Until quite recently, editing a movie was a time-consuming, white-knuckle process. Even experienced filmmakers confessed reluctance to leave anything but footprints on the cutting room floor. After all, what if they changed their mind about a sequence and decided they needed it after all? Back then when you edited footage out of a movie, you cut it by hand. And that’s how you had to splice it all back together again whenever you changed your mind — which, usually, was often.
 
Media Management That paradigm shifted for good when Final Cut Pro shipped two years ago. Sure, there’d been video editing systems before Final Cut. But they cost an arm and a leg. Final Cut Pro gives independent movie producers an affordable new way to make movies with nonlinear, nondestructive video editing. How sweet it is: no fear about the consequences of changing your mind. And with bins to store and retrieve your media clips, Final Cut Pro offers an astonishing degree of freedom to rearrange and re-edit your sequences just as you please.
 
Nonlinear and nondestructive editing
In the good old days of linear editing, video editors had to edit everything onto a tape sequentially, one shot after another, from beginning to end. If you wanted to change a series of shots in the middle of your edit, you had to re-edit everything from that point forward.
 
With nonlinear editing, you can begin editing at any point. For instance, you can start from the end of the program and work your way back to the beginning.

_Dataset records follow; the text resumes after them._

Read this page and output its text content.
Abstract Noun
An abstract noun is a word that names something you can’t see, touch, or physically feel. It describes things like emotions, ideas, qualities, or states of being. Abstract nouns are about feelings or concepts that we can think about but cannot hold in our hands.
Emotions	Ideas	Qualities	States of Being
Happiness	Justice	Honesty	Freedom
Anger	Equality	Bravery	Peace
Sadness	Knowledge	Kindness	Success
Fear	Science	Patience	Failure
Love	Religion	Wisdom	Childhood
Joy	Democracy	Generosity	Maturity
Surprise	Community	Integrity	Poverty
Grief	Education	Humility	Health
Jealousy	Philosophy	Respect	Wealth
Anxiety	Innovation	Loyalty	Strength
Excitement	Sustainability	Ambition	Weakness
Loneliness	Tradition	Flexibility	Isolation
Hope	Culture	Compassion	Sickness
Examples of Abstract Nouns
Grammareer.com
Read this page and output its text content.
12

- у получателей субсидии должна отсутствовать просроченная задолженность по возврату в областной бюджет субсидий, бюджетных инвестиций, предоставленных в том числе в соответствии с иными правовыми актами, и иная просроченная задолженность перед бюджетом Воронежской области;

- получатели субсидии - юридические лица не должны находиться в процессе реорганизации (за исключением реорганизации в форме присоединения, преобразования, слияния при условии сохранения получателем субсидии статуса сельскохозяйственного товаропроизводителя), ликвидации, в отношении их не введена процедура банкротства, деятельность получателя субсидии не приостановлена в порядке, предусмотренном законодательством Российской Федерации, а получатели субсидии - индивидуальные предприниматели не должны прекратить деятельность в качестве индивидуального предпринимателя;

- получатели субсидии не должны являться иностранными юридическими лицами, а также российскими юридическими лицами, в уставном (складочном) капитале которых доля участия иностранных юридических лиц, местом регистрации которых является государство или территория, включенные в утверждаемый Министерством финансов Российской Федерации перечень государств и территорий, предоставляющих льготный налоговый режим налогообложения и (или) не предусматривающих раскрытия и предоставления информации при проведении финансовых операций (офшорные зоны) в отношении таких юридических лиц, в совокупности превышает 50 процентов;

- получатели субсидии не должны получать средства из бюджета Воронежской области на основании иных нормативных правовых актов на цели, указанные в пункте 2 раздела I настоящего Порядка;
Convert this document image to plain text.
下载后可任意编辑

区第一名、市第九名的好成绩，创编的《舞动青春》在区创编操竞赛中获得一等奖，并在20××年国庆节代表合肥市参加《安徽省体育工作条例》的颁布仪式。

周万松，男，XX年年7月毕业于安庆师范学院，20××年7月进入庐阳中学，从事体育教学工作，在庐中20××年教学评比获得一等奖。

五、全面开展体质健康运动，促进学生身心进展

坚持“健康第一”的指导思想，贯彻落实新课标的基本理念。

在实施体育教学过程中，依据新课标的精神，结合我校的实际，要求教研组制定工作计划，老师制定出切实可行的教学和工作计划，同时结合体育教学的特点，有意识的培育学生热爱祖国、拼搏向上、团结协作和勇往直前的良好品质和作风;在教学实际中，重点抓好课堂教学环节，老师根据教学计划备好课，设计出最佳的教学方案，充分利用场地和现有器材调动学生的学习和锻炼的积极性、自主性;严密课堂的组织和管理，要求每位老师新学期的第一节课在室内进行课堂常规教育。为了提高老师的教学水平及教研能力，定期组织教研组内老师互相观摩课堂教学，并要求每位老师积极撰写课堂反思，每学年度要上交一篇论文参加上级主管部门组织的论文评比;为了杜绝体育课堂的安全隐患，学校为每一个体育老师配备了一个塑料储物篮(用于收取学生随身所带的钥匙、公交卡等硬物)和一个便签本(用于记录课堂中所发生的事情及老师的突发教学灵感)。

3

Whatever suits you.
 
Nondestructive editing means you can modify a clip in Final Cut Pro without affecting the original source clip stored on your hard disk. That’s because clips in Final Cut Pro are pointers to your original source material, not the actual source material itself.
 
Fact is, almost nothing you do in Final Cut Pro has any effect on your original digital video files. Even if you delete entire clips, they are still stored in the folder to which you stashed them — until you make a conscious decision to get rid of them by dragging them to the Trash. It’s like having unbreakable toys.